Sweet new home for Sweet Meadow Café: Popular Salisbury restaurant will move to the Bernhardt building

Published 12:00 am Sunday, December 14, 2014

By Katie Scarvey   

For the Salisbury Post

Say it isn’t so! The last day of operation for the Sweet Meadow Café on West Innes Street – a beloved Salisbury institution – is Dec. 21.

But fear not, faithful Sweet Meadow fans. A bigger and better Sweet Meadow is opening just around the corner in the old Bernhardt Hardware building in the 100 block of North Main Street.

If things go as planned, the new Sweet Meadow Café will be up and running in mid- to late January.

“The renovation is just tremendous,” says owner Heather Teeter, who began considering a move last year when she heard one of her regular customers, Bryan Wymbs, talking about his recent purchase of the Bernhardt building with his business partner, Chad Vriesema. Teeter floated the idea of Sweet Meadow as a tenant.

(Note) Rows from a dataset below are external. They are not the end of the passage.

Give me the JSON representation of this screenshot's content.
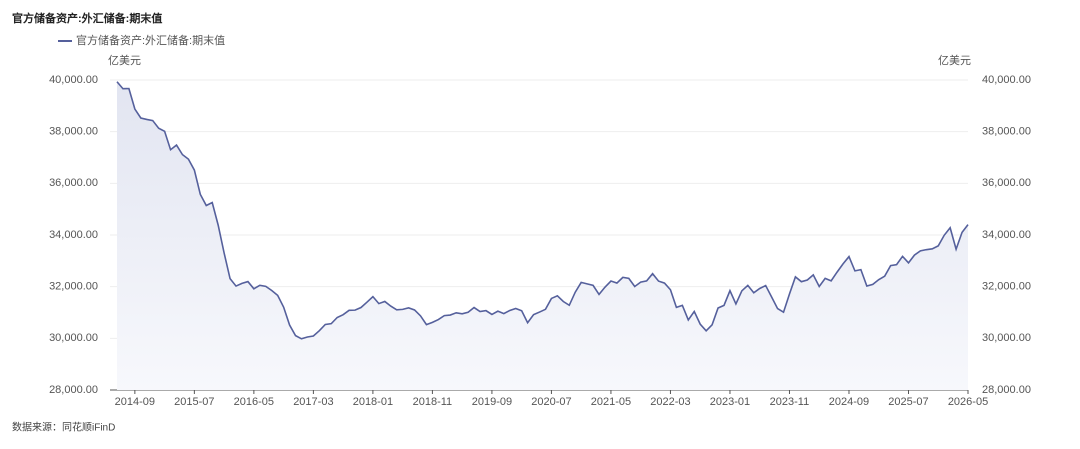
{
  "chart_data": {
    "type": "line",
    "title": "官方储备资产:外汇储备:期末值",
    "y_unit": "亿美元",
    "source": "数据来源：同花顺iFinD",
    "x": [
      "2014-06",
      "2014-07",
      "2014-08",
      "2014-09",
      "2014-10",
      "2014-11",
      "2014-12",
      "2015-01",
      "2015-02",
      "2015-03",
      "2015-04",
      "2015-05",
      "2015-06",
      "2015-07",
      "2015-08",
      "2015-09",
      "2015-10",
      "2015-11",
      "2015-12",
      "2016-01",
      "2016-02",
      "2016-03",
      "2016-04",
      "2016-05",
      "2016-06",
      "2016-07",
      "2016-08",
      "2016-09",
      "2016-10",
      "2016-11",
      "2016-12",
      "2017-01",
      "2017-02",
      "2017-03",
      "2017-04",
      "2017-05",
      "2017-06",
      "2017-07",
      "2017-08",
      "2017-09",
      "2017-10",
      "2017-11",
      "2017-12",
      "2018-01",
      "2018-02",
      "2018-03",
      "2018-04",
      "2018-05",
      "2018-06",
      "2018-07",
      "2018-08",
      "2018-09",
      "2018-10",
      "2018-11",
      "2018-12",
      "2019-01",
      "2019-02",
      "2019-03",
      "2019-04",
      "2019-05",
      "2019-06",
      "2019-07",
      "2019-08",
      "2019-09",
      "2019-10",
      "2019-11",
      "2019-12",
      "2020-01",
      "2020-02",
      "2020-03",
      "2020-04",
      "2020-05",
      "2020-06",
      "2020-07",
      "2020-08",
      "2020-09",
      "2020-10",
      "2020-11",
      "2020-12",
      "2021-01",
      "2021-02",
      "2021-03",
      "2021-04",
      "2021-05",
      "2021-06",
      "2021-07",
      "2021-08",
      "2021-09",
      "2021-10",
      "2021-11",
      "2021-12",
      "2022-01",
      "2022-02",
      "2022-03",
      "2022-04",
      "2022-05",
      "2022-06",
      "2022-07",
      "2022-08",
      "2022-09",
      "2022-10",
      "2022-11",
      "2022-12",
      "2023-01",
      "2023-02",
      "2023-03",
      "2023-04",
      "2023-05",
      "2023-06",
      "2023-07",
      "2023-08",
      "2023-09",
      "2023-10",
      "2023-11",
      "2023-12",
      "2024-01",
      "2024-02",
      "2024-03",
      "2024-04",
      "2024-05",
      "2024-06",
      "2024-07",
      "2024-08",
      "2024-09",
      "2024-10",
      "2024-11",
      "2024-12",
      "2025-01",
      "2025-02",
      "2025-03",
      "2025-04",
      "2025-05",
      "2025-06",
      "2025-07",
      "2025-08",
      "2025-09",
      "2025-10",
      "2025-11",
      "2025-12",
      "2026-01",
      "2026-02",
      "2026-03",
      "2026-04",
      "2026-05"
    ],
    "series": [
      {
        "name": "官方储备资产:外汇储备:期末值",
        "color": "#55609c",
        "values": [
          39932,
          39662,
          39668,
          38877,
          38529,
          38474,
          38430,
          38134,
          38015,
          37301,
          37481,
          37111,
          36938,
          36513,
          35574,
          35141,
          35255,
          34383,
          33304,
          32309,
          32023,
          32126,
          32197,
          31917,
          32052,
          32011,
          31851,
          31664,
          31206,
          30516,
          30105,
          29982,
          30051,
          30091,
          30295,
          30536,
          30568,
          30807,
          30915,
          31085,
          31092,
          31193,
          31399,
          31615,
          31345,
          31428,
          31249,
          31106,
          31121,
          31179,
          31097,
          30870,
          30531,
          30617,
          30727,
          30879,
          30902,
          30988,
          30950,
          31010,
          31192,
          31037,
          31072,
          30924,
          31052,
          30956,
          31079,
          31155,
          31067,
          30606,
          30915,
          31017,
          31123,
          31544,
          31646,
          31426,
          31280,
          31785,
          32165,
          32107,
          32050,
          31700,
          31982,
          32218,
          32140,
          32359,
          32321,
          32006,
          32176,
          32224,
          32502,
          32216,
          32138,
          31880,
          31197,
          31278,
          30713,
          31041,
          30549,
          30290,
          30524,
          31175,
          31277,
          31845,
          31331,
          31839,
          32048,
          31765,
          31929,
          32043,
          31601,
          31151,
          31012,
          31718,
          32380,
          32193,
          32258,
          32457,
          32008,
          32320,
          32224,
          32564,
          32882,
          33164,
          32611,
          32659,
          32024,
          32090,
          32272,
          32407,
          32817,
          32853,
          33174,
          32922,
          33222,
          33387,
          33433,
          33464,
          33579,
          33990,
          34280,
          33450,
          34100,
          34400
        ]
      }
    ],
    "ylim": [
      28000,
      40000
    ],
    "yticks": [
      {
        "value": 28000,
        "label": "28,000.00"
      },
      {
        "value": 30000,
        "label": "30,000.00"
      },
      {
        "value": 32000,
        "label": "32,000.00"
      },
      {
        "value": 34000,
        "label": "34,000.00"
      },
      {
        "value": 36000,
        "label": "36,000.00"
      },
      {
        "value": 38000,
        "label": "38,000.00"
      },
      {
        "value": 40000,
        "label": "40,000.00"
      }
    ],
    "grid": true
  }
}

“Our initial plan was not necessarily for a restaurant (in that space),” Wymbs said. But partly because he’s such a fan of the café – he’s eaten there at least once a month for the past 10 years, he says – Wymbs was open to the suggestion.

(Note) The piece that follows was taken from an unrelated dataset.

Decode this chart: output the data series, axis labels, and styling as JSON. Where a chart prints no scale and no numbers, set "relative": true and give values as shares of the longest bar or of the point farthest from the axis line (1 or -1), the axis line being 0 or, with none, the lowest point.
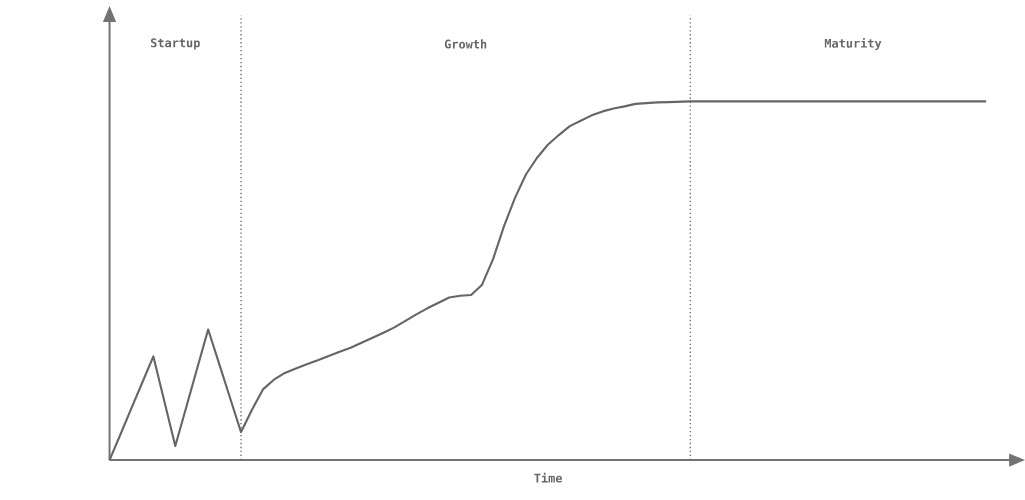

Central Piedmont Builders is doing the renovation.

The move makes sense. The current Sweet Meadow Café, which opened its doors in 1987 under the ownership of Marilyn Harrison, has outgrown its space. Staff served Sunday brunch to 106 people recently—and had to turn away 30 more. The new location will offer seating for 70 or more, as well as a brick patio area with additional seating.

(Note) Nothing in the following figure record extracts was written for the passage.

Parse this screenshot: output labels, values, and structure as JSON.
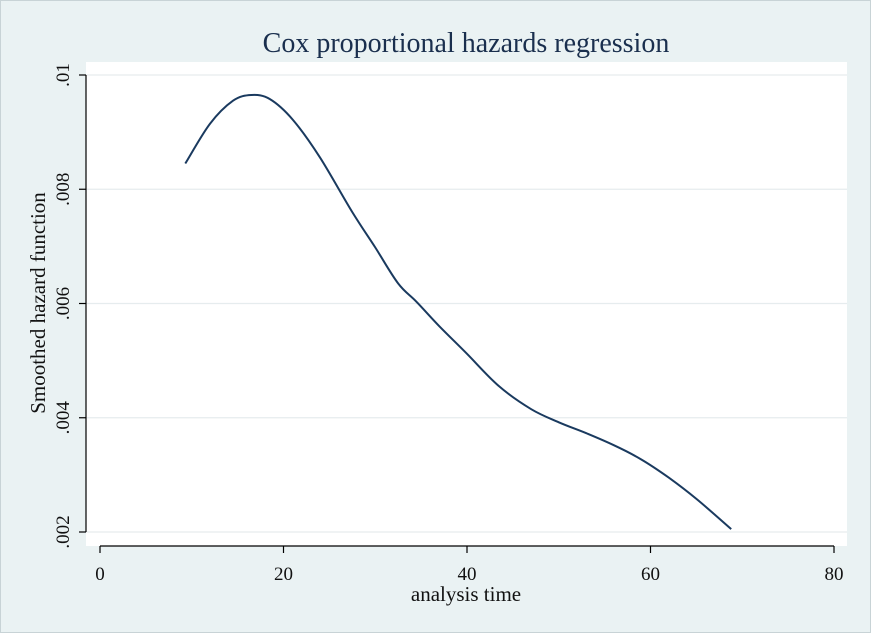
{
  "chart_data": {
    "type": "line",
    "title": "Cox proportional hazards regression",
    "xlabel": "analysis time",
    "ylabel": "Smoothed hazard function",
    "xlim": [
      0,
      80
    ],
    "ylim": [
      0.002,
      0.0101
    ],
    "xticks": [
      0,
      20,
      40,
      60,
      80
    ],
    "xtick_labels": [
      "0",
      "20",
      "40",
      "60",
      "80"
    ],
    "yticks": [
      0.002,
      0.004,
      0.006,
      0.008,
      0.01
    ],
    "ytick_labels": [
      ".002",
      ".004",
      ".006",
      ".008",
      ".01"
    ],
    "grid": true,
    "colors": {
      "background": "#eaf2f3",
      "plot_area": "#ffffff",
      "line": "#1a3a5f",
      "grid": "#e6ecee",
      "title": "#1a2f4e"
    },
    "series": [
      {
        "x": [
          9.3,
          12,
          14.5,
          16.5,
          18.5,
          21,
          24,
          27.5,
          30,
          32.5,
          34.5,
          37,
          40,
          43.5,
          47,
          50,
          53,
          56,
          59,
          62,
          65,
          68.8
        ],
        "y": [
          0.00845,
          0.00915,
          0.00955,
          0.00965,
          0.00958,
          0.00922,
          0.00855,
          0.0076,
          0.00698,
          0.00635,
          0.00603,
          0.0056,
          0.00512,
          0.00455,
          0.00415,
          0.00392,
          0.00373,
          0.00352,
          0.00327,
          0.00295,
          0.00258,
          0.00205
        ]
      }
    ]
  }
}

Patrons will be able to enter from the front or the back, with access from both the parking lot and the street.

No huge changes are in the works. “We’re maintaining our quirky, intimate atmosphere,” Teeter says. “We’re maintaining our menu and our vegetarian and vegan friendliness. We like what we do. We just want to grow it.”

The café has so many diehard fans of its signature dishes that the menu will remain the same, says Teeter, who plans to bring her creative energy to bear with the daily specials. Teeter’s priority has always been serving “real food” – nothing from a mix. And that definitely won’t change.

The café’s farm-to-fork approach will also remain a priority. “During the growing season we get nearly 100 percent of our produce from local farms,” Teeter says. “I would love to get all of my ingredients locally sourced.”

One change for the café, which currently serves beer and wine, will be the addition of what Teeter calls  “a big boy bar.” Don’t expect trendy, blender drinks.

“We’re going retro with the cocktails,” says Teeter, a plan that Wymbs applauds. “Our niche will be classic old cocktails.” Think brown derbies, whiskey sours, Manhattans, sidecars. (Teeter has good memories from when she used to muddle cherries and oranges as a girl for her grandmother’s old fashioneds.)

“I think that what Heather’s got going and what she’s planning to do is really exciting,” says Wymbs, who adds that the restaurant’s strong track record and faithful clientele make customizing the space a less risky proposition than it might otherwise have been.

The restaurant will create several new full-time positions and five or so part-time positions. Teeter is happy to have restaurant industry veteran Sean Sindle coming aboard as the front-of-house manager. Fans of long-time Sweet Meadow employee Richie Mutz will be relieved to know that he will be making the move. Teeter will begin accepting resumes in January for additional staff.

The distinctive spirit that defines Sweet Meadow will continue to prevail at the new location. “We are going to take all of our funky, eclectic weirdness with us,” Teeter says, including the mismatched tables and chairs, the cobalt blue bottles in the window, the sunny yellow color scheme, the Sam Rigling painting and even the old piano.

“That’s a lot of history to carry, even just around the corner,” Teeter says.

At the new place, Teeter is planning a hallway gallery – connecting the front and back dining rooms – that will feature local artists. Sweet Meadow has long been artist-friendly. The restaurant used to host Black Cat readings on Thursday nights, with poets, fiction writers and singer-songwriters sharing their talents in the intimate space.

Teeter has many fond memories from Sweet Meadow’s current location, but not everything quirky about the place was charming – like the lack of central air.

Teeter is thrilled to be getting a brand-new kitchen and environmental controls that will provide air conditioning during the summer.

“That’s huge, right there,” says Teeter, who notes that some patrons admitted avoiding Sweet Meadow during July and August because they just couldn’t take the heat, which hovered at 87 degrees on the hottest days.

The new Sweet Meadow will have expanded hours. Lunch will be served Tuesday through Saturday, 11 a.m.-3 p.m. Dinner will be served Wednesday through Saturday from 5-9 p.m. Sunday brunch hours will be extended, from 11 a.m.-3 p.m.  The restaurant will be closed Mondays.

Teeter is extending an invitation to anyone who has ever worked at Sweet Meadow, from its beginnings in 1987 to now, to meet between 2 and 3 p.m. Dec. 21 at the restaurant for a group photo.